Non possono accedere alla misura coloro che si sono macchiati di determinati reati o talune categorie di condannati. Per esempio sono esclusi i soggetti condannati per i cosiddetti reati “ostativi”, per maltrattamenti in famiglia oppure per atti persecutori. Escluso anche chi nell’ultimo anno abbia commesso talune infrazioni disciplinari e chi è risultato coinvolto nei disordini e nelle sommosse che hanno avuto luogo dal 7 marzo. Il successivo articolo 124 dispone infine una disciplina speciale per le licenze concesse al condannato ammesso al regime di semilibertà, che possono essere prorogate sino al 30 giugno 2020.

Le previsioni di cui al decreto legge n.18 del 17 marzo 2020 sono state infine integrate da una circolare del Dipartimento dell’Amministrazione Penitenziaria del 20 marzo, recante indicazioni ulteriori per la prevenzione del contagio da coronavirus.
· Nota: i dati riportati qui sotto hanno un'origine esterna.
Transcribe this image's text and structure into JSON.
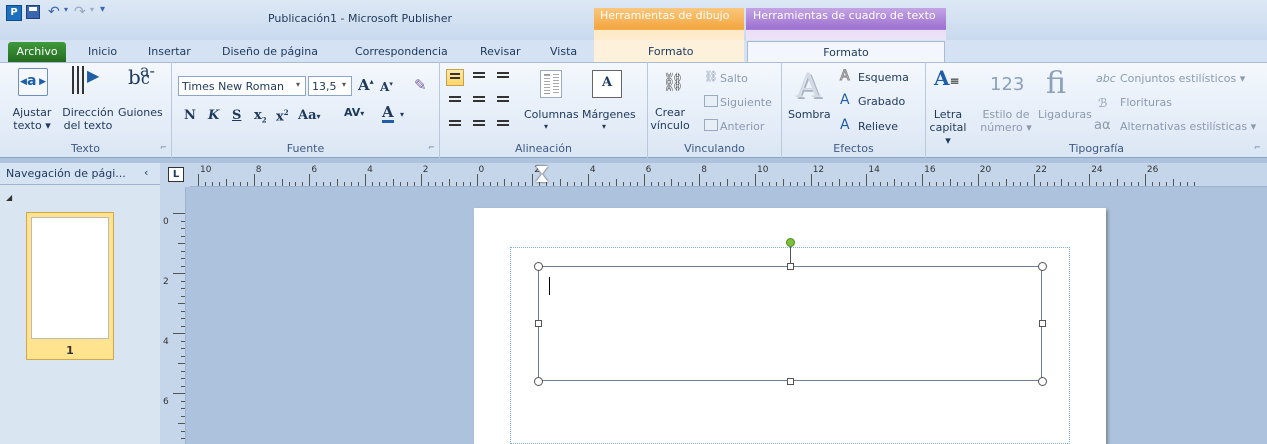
{
  "window": {
    "title": "Publicación1 - Microsoft Publisher"
  },
  "contextual": {
    "drawing_tools": "Herramientas de dibujo",
    "textbox_tools": "Herramientas de cuadro de texto"
  },
  "tabs": {
    "file": "Archivo",
    "home": "Inicio",
    "insert": "Insertar",
    "page_design": "Diseño de página",
    "mailings": "Correspondencia",
    "review": "Revisar",
    "view": "Vista",
    "format_drawing": "Formato",
    "format_textbox": "Formato"
  },
  "ribbon": {
    "texto": {
      "label": "Texto",
      "fit": "Ajustar texto ▾",
      "direction": "Dirección del texto",
      "hyphen": "Guiones"
    },
    "fuente": {
      "label": "Fuente",
      "font_name": "Times New Roman",
      "font_size": "13,5"
    },
    "alineacion": {
      "label": "Alineación",
      "columns": "Columnas",
      "margins": "Márgenes"
    },
    "vinculando": {
      "label": "Vinculando",
      "create_link": "Crear vínculo",
      "jump": "Salto",
      "next": "Siguiente",
      "previous": "Anterior"
    },
    "efectos": {
      "label": "Efectos",
      "shadow": "Sombra",
      "outline": "Esquema",
      "engrave": "Grabado",
      "emboss": "Relieve"
    },
    "tipografia": {
      "label": "Tipografía",
      "dropcap": "Letra capital ▾",
      "number_style": "Estilo de número ▾",
      "ligatures": "Ligaduras",
      "stylistic_sets": "Conjuntos estilísticos ▾",
      "swashes": "Florituras",
      "stylistic_alternates": "Alternativas estilísticas ▾"
    }
  },
  "nav": {
    "title": "Navegación de pági...",
    "page_number": "1"
  },
  "ruler": {
    "h_labels": [
      "10",
      "8",
      "6",
      "4",
      "2",
      "0",
      "2",
      "4",
      "6",
      "8",
      "10",
      "12",
      "14",
      "16",
      "20",
      "22",
      "24",
      "26"
    ],
    "v_labels": [
      "0",
      "2",
      "4",
      "6"
    ]
  },
  "colors": {
    "file_tab": "#2e8b2c",
    "drawing_tools": "#f4a53d",
    "textbox_tools": "#9b6fcf",
    "rotation_handle": "#7cc23a"
  }
}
Un dato interessante è quello relativo ai dispositivi di protezione personale. Nel documento si legge infatti dello sforzo di collaborazione con la Protezione Civile e l’Istituto Superiore di Sanità “al fine di agevolare al massimo la produzione delle mascherine negli istituti penitenziari, utilizzando il lavoro dei detenuti che, in questo momento particolare, possono avere anche occasioni di autosostentamento”. Così nelle scorse settimane, negli istituti dotati di un laboratorio di sartoria, si è proceduto alla riconversione e quindi al confezionamento di mascherine che saranno poi distribuite sia dentro che fuori dal carcere.

Preme sottolineare un ultimo aspetto. Sebbene la priorità, almeno a livello normativo, debba essere quella di dare una risposta decisa sulle misure attivate e da attivare di fronte all’emergenza sanitaria che rischia di scoppiare nelle carceri italiane, “sovraffollate e non dignitose”, come sottolineato dal Presidente Sergio Mattarella, non si può trascurare la grande limitazione imposta ai diritti dei detenuti con le restrizioni sui contatti per e con i parenti – sia pure per limitare il rischio di contagi. Pur nella sospensione di colloqui e visite disposta dal Governo in via cautelativa, mantenere e coltivare i rapporti affettivi rimane uno degli elementi  fondamentali del trattamento rieducativo, come riconosciuto dalla stessa legge. Diviene quindi importante assicurarne la continuità mediante l’implementazione delle modalità di attuazione a distanza dei colloqui, attraverso Skype e la fornitura di telefoni cellulari – al 25 marzo erano stati consegnati 1600 cellulari, e altri 1600 erano in procinto di essere distribuiti.